- Interactive map of Kommandodrif Dam
- Official name: Kommandodrif Dam
- Country: South Africa
- Location: Near Cradock, Eastern Cape
- Coordinates: 32°7′1″S 26°3′9″E﻿ / ﻿32.11694°S 26.05250°E
- Purpose: Irrigation
- Opening date: 1956
- Owner: Department of Water Affairs

Dam and spillways
- Type of dam: earth-fill/rock-fill
- Impounds: Tarka River
- Height: 38 m
- Length: 518 m

Reservoir
- Creates: Kommandodrif Dam Reservoir
- Total capacity: 58 900 000 m^{3}
- Catchment area: 6 331 km^{2}
- Surface area: 879 ha

= Kommandodrif Dam =

Kommandodrif Dam is an earth-fill/rockfill type dam located on the Tarka River, near Cradock, Eastern Cape, South Africa.
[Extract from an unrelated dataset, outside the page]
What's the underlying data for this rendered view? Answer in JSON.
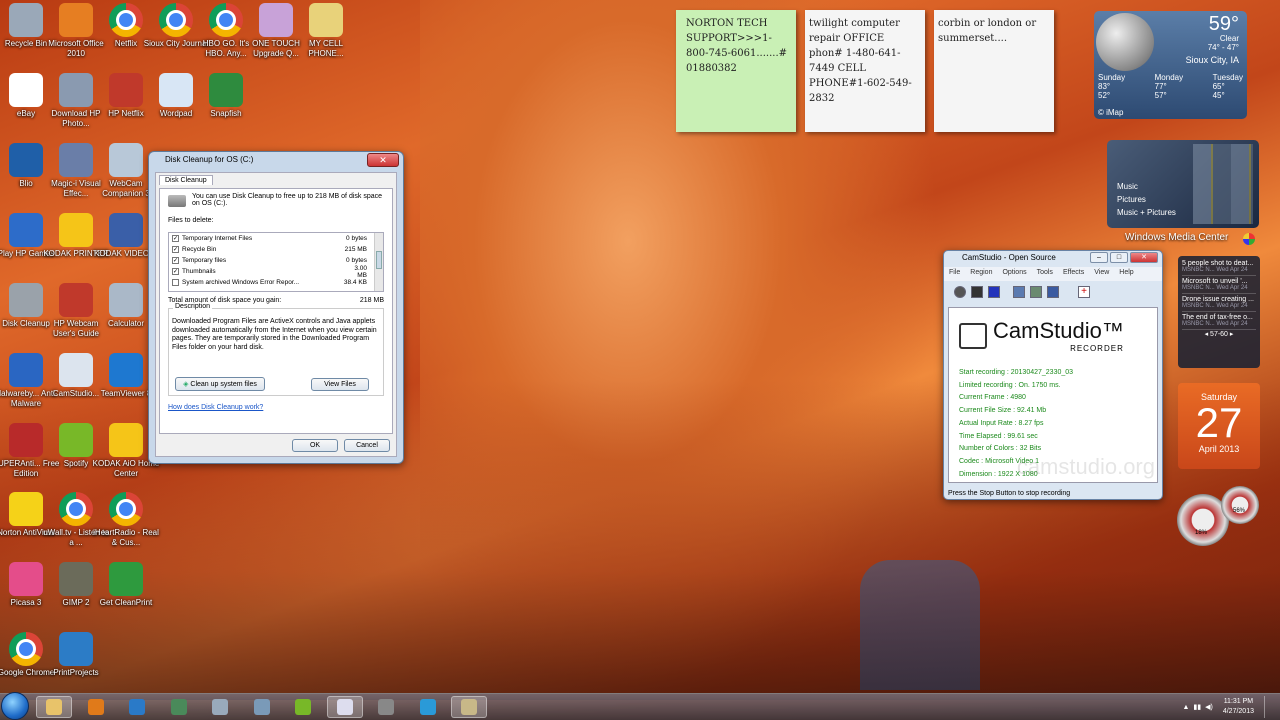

The dam has a capacity of 58900000 m3, the wall is 38 m high. The dam is included in the Commando Drift Nature Reserve and its main purpose is to serve for irrigation use. The hazard potential of the dam has been ranked high (3).

==History==
The dam was completed in 1957 and the irrigation canal in 1958.